60° North – An adventure in Britain
Boarding the ferry to Shetland feels slightly like boarding the Hogwarts Express. Its a portal to another kingdom and as the boat pulls out of Aberdeen’s harbour, sets it course to North and slips quietly over the empty horizon, the first-time passengers share a feeling of sailing into the unknown.
For many people in Britain, the Shetland Islands exist only in a small box on the periphery of their weather forecasts. They are the most northerly specks of land in our country, yet exist in the imagination of Briton’s as far away as Timbuktu or Khartoum.
The Shetland Islands had never particularly figured in my imagination either. I have always spent long summers pedaling across the Himalaya, through Alpine valleys and spent my winters dreaming of reaching places like the Karakorum. It was an old friend who had drawn my attention to this far-flung, wild corner of Britain.

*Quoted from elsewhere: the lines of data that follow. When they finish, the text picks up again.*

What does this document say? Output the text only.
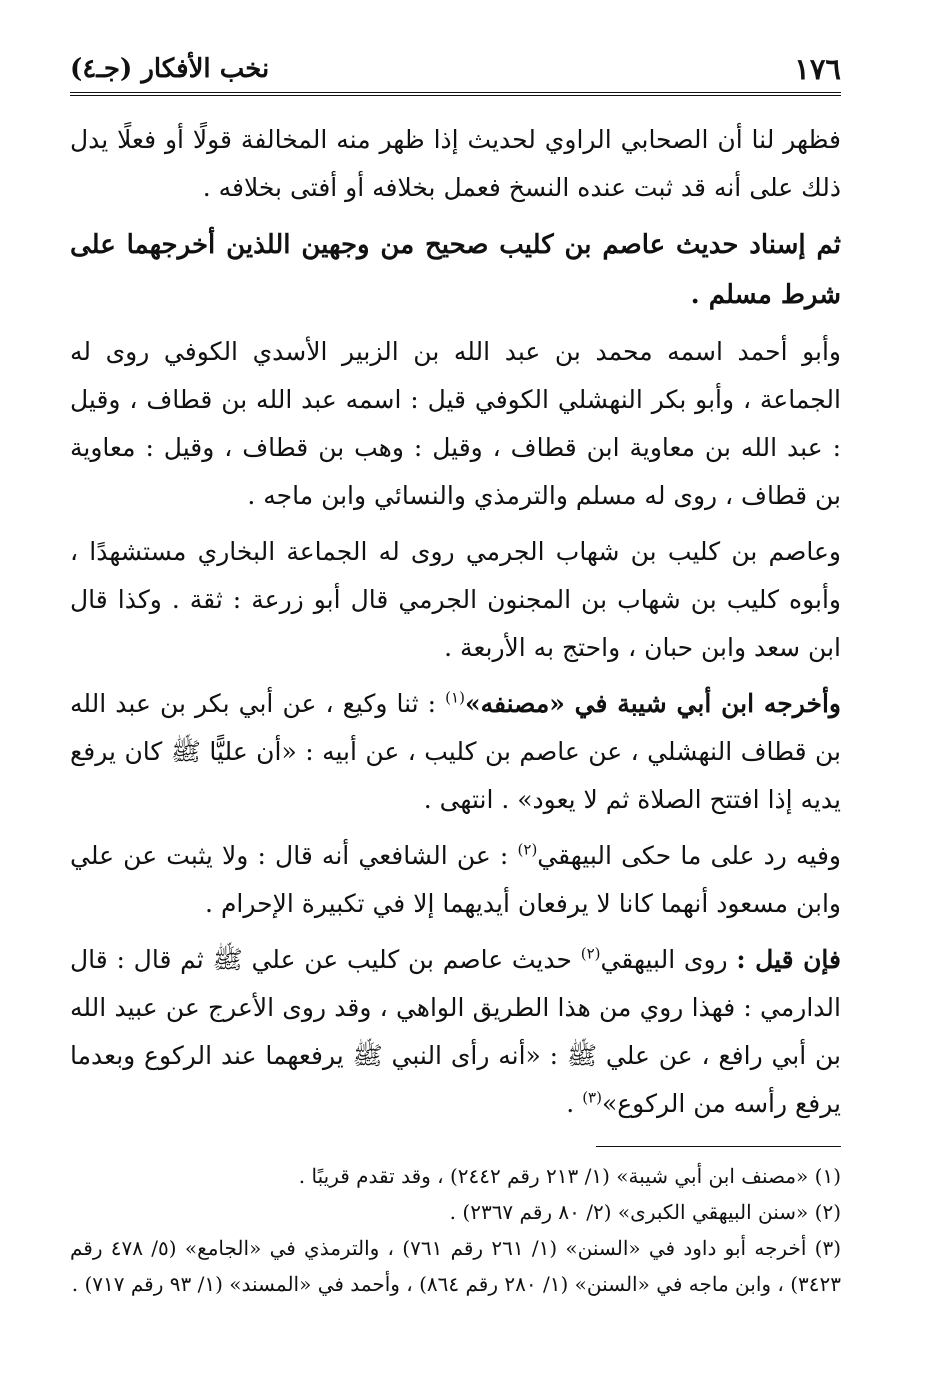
١٧٦
نخب الأفكار (جـ٤)

فظهر لنا أن الصحابي الراوي لحديث إذا ظهر منه المخالفة قولًا أو فعلًا يدل ذلك على أنه قد ثبت عنده النسخ فعمل بخلافه أو أفتى بخلافه .

ثم إسناد حديث عاصم بن كليب صحيح من وجهين اللذين أخرجهما على شرط مسلم .

وأبو أحمد اسمه محمد بن عبد الله بن الزبير الأسدي الكوفي روى له الجماعة ، وأبو بكر النهشلي الكوفي قيل : اسمه عبد الله بن قطاف ، وقيل : عبد الله بن معاوية ابن قطاف ، وقيل : وهب بن قطاف ، وقيل : معاوية بن قطاف ، روى له مسلم والترمذي والنسائي وابن ماجه .

وعاصم بن كليب بن شهاب الجرمي روى له الجماعة البخاري مستشهدًا ، وأبوه كليب بن شهاب بن المجنون الجرمي قال أبو زرعة : ثقة . وكذا قال ابن سعد وابن حبان ، واحتج به الأربعة .

وأخرجه ابن أبي شيبة في «مصنفه»$^{(١)}$ : ثنا وكيع ، عن أبي بكر بن عبد الله بن قطاف النهشلي ، عن عاصم بن كليب ، عن أبيه : «أن عليًّا ﷺ كان يرفع يديه إذا افتتح الصلاة ثم لا يعود» . انتهى .

وفيه رد على ما حكى البيهقي$^{(٢)}$ : عن الشافعي أنه قال : ولا يثبت عن علي وابن مسعود أنهما كانا لا يرفعان أيديهما إلا في تكبيرة الإحرام .

فإن قيل : روى البيهقي$^{(٢)}$ حديث عاصم بن كليب عن علي ﷺ ثم قال : قال الدارمي : فهذا روي من هذا الطريق الواهي ، وقد روى الأعرج عن عبيد الله بن أبي رافع ، عن علي ﷺ : «أنه رأى النبي ﷺ يرفعهما عند الركوع وبعدما يرفع رأسه من الركوع»$^{(٣)}$ .

(١) «مصنف ابن أبي شيبة» (١/ ٢١٣ رقم ٢٤٤٢) ، وقد تقدم قريبًا .

(٢) «سنن البيهقي الكبرى» (٢/ ٨٠ رقم ٢٣٦٧) .

(٣) أخرجه أبو داود في «السنن» (١/ ٢٦١ رقم ٧٦١) ، والترمذي في «الجامع» (٥/ ٤٧٨ رقم ٣٤٢٣) ، وابن ماجه في «السنن» (١/ ٢٨٠ رقم ٨٦٤) ، وأحمد في «المسند» (١/ ٩٣ رقم ٧١٧) .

Like so many British adventures our plan had started at Lords cricket ground. Whilst lazily whiling away a long summer’s day listening to Test Match special, my friend Alastair had listened to a lighthouse keeper, Lawrence Tulloch, from the Shetland Isles, who was on his first ever visit to London. In a soft, lilting dialect -almost more Norwegian than Scottish – he described how he’d often listened to cricket matches as mighty waves crashed upon Britain’s most northerly lighthouse, on the storm-lashed rock of Muckle Flugga.